On Friday I had headed out on the Cannondale I had been pondering the news of which is more important: The Japanese stimulus package or the earlier than expect Q4 result released by Amex?
I'm not sure what's happening at Amex. The early release of the result spooked some people. Profit fell 47 percent in 4Q to $637m. $400m pre-tax charge on 5,400 layoffs, 8.5% of workforce. If you take away the restructuring expense then the stock beat the analyst f/c by 1.09 v. 1.06 expected. The funny thing to me reading through the release is that it would seem that they probably should have done this earlier as many consumers (including myself) have switched over to electronic statements making a lot of processing etc. redundant. Not important.
I think the Japan Stimulus was important, even though I remain a radical skeptic regarding anything that happens economically in Japan. At the core is a Y10.3trn package that Abe's new government says will lift the country’s GDP by 2% and create 600,000 jobs. Japanese debt is already 220% of GDP and the country has had 5 recessions in 15 years. There is absolutely no empirical proof that this will help. The basic facts are that an ageing society with low birth rate is producing too few new tax payers and far fewer entrepreneurs able to create wealth that will benefit the Japanese nation. Of the 10.3trn roughly a third will go towards rebuilding the Tohoku region and strengthening disaster prevention. The region of course was stagnating before being hit by the tsunami and to me the rebuilding has very little to do with a reasonable investment, but I won't win many friends for saying that so let's not go too deep here. Once the market realises that this package will be nowhere near enough as it lacked the Draghi "whatever it takes" clause the JPY will rally again. It will be at that stage that things may get really interesting. Will the Japanese buy European and US debt in an effort to debase the JPY? Is this 2005-06 again?
Nice ride. Ciao!
I think is probably more like 2004-05, a rally underwritten by monetary policy. For the 2005-06 scenario you'd need a lot of re-leveraging amongst consumers.

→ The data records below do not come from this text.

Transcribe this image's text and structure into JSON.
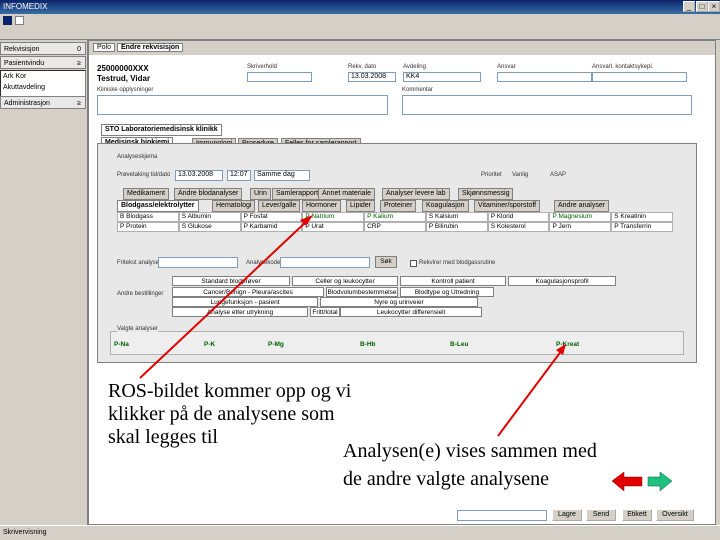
{
  "window": {
    "title": "INFOMEDIX",
    "minimize": "_",
    "restore": "□",
    "close": "×"
  },
  "sidebar": {
    "header1": "Rekvisisjon",
    "header1_badge": "0",
    "header2": "Pasientvindu",
    "header2_badge": "≥",
    "items": [
      "Ark Kor",
      "Akuttavdeling"
    ],
    "header3": "Administrasjon",
    "header3_badge": "≥"
  },
  "form": {
    "tabs": [
      "Polo",
      "Endre rekvisisjon"
    ],
    "patient_id": "25000000XXX",
    "patient_name": "Testrud, Vidar",
    "labels": {
      "field1": "Skriverhold",
      "field2": "Rekv. dato",
      "field3": "Avdeling",
      "field4": "Ansvar",
      "field5": "Ansvarl. kontaktsykepl.",
      "kliniske": "Kliniske opplysninger",
      "kommentar": "Kommentar"
    },
    "values": {
      "rekv_dato": "13.03.2008",
      "avdeling": "KK4"
    },
    "subtitle": "STO Laboratoriemedisinsk klinikk",
    "subtabs": [
      "Medisinsk biokjemi",
      "Immunologi",
      "Prosedyre",
      "Felles for samlerapport"
    ],
    "analyse_label": "Analyseskjema",
    "tatt_label": "Prøvetaking tid/dato",
    "tatt_date": "13.03.2008",
    "tatt_time": "12:07",
    "tatt_combo": "Samme dag",
    "prioritet_label": "Prioritet",
    "prioritet_normal": "Vanlig",
    "prioritet_ohjelp": "ASAP"
  },
  "panel_tabs": [
    "Medikament",
    "Andre blodanalyser",
    "Urin",
    "Samlerapport",
    "Annet materiale",
    "Analyser levere lab",
    "Skjønnsmessig"
  ],
  "panel_tabs2": [
    "Blodgass/elektrolytter",
    "Hematologi",
    "Lever/galle",
    "Hormoner",
    "Lipider",
    "Proteiner",
    "Koagulasjon",
    "Vitaminer/sporstoff",
    "Andre analyser"
  ],
  "grid": [
    [
      "B Blodgass",
      "S Albumin",
      "P Fosfat",
      "P Natrium",
      "P Kalium",
      "S Kalsium",
      "P Klorid",
      "P Magnesium",
      "S Kreatinin"
    ],
    [
      "P Protein",
      "S Glukose",
      "P Karbamid",
      "P Urat",
      "CRP",
      "P Bilirubin",
      "S Kolesterol",
      "P Jern",
      "P Transferrin"
    ]
  ],
  "fritekst_label": "Fritekst analyse",
  "fritekst_btn_label": "Analysekode",
  "sok_label": "Søk",
  "checkbox_label": "Rekvirer med blodgassrutine",
  "andre_label": "Andre bestillinger",
  "buttons": [
    "Standard blodprøver",
    "Celler og leukocytter",
    "Kontroll patient",
    "Koagulasjonsprofil",
    "Cancer/Benign - Pleura/ascites",
    "Blodvolumbestemmelse",
    "Blodtype og Utredning",
    "Lungefunksjon - pasient",
    "Nyre og urinveier",
    "Analyse etter utrykning",
    "Fritt/total",
    "Leukocytter differensiell"
  ],
  "valgte_label": "Valgte analyser",
  "valgte": [
    "P-Na",
    "P-K",
    "P-Mg",
    "B-Hb",
    "B-Leu",
    "P-Kreat"
  ],
  "overlay": {
    "line1": "ROS-bildet kommer opp og vi",
    "line2": "klikker på de analysene som",
    "line3": "skal legges til",
    "right1": "Analysen(e) vises sammen med",
    "right2": "de andre valgte analysene"
  },
  "status": {
    "left": "Skrivervisning",
    "lagre": "Lagre",
    "send": "Send",
    "etikett": "Etikett",
    "oversikt": "Oversikt"
  }
}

The good news in the banking space in Europe (see last Monday's blog) has hit a small hurdle. Someone at EU central is re-floating the internal paper regarding country responsibility in the case of bank failure. Clearly ever since the ESM got a boost from Draghi the thinking has been that Europe was moving towards a single banking market where in the case of disaster the ESM would step in and assume responsibility, but clearly this is not everyone's plan. The idea is that countries are still responsible for financial institutions, even though they would be regulated from Brussels. The obvious conclusion is some countries (PIIGS anyone?) might now want to increase the insurance burden on banks in order to mitigate possible disaster scenario. In a way this becomes a reversal of what we just saw with the changing of the Basel III targets. What a mess. I think it shows the Germans (and the Dutch, etc.) are not fully on board with team Brussels and as such they are going to look at other ways to avoid another situation where they have to pay for other's mistakes. The canary in the coal mine on this one is Ireland who will run out of funding for their banking system without relief by November. Watch this space.
Highlight ride of the weekend was my 55km beach ride here in Sydney on Sunday. A great morning, even if it was a bit cloudy. The Cannonade was humming and I felt quite good. I didn't set any records, but sometimes you have to give yourself a break from hammering the pedals and sit up and enjoy the view. The only problem with Sydney at the moment is the return of the vacationing families. More mum-buses are back on the road as the school holidays hit their final 2 weeks. The problem is that kids activities are back in vogue as local sports centres (such as tennis clubs) have various camps ready to free up time for harassed parents. So be it.
I managed to watch the Australian road race championships on Sunday. Luke Durbridge took the title from an early break away. All the time I thought he'd get caught. He must have ridden the last 12km's on his own, which unless your Tom Boonen usually ends in disaster.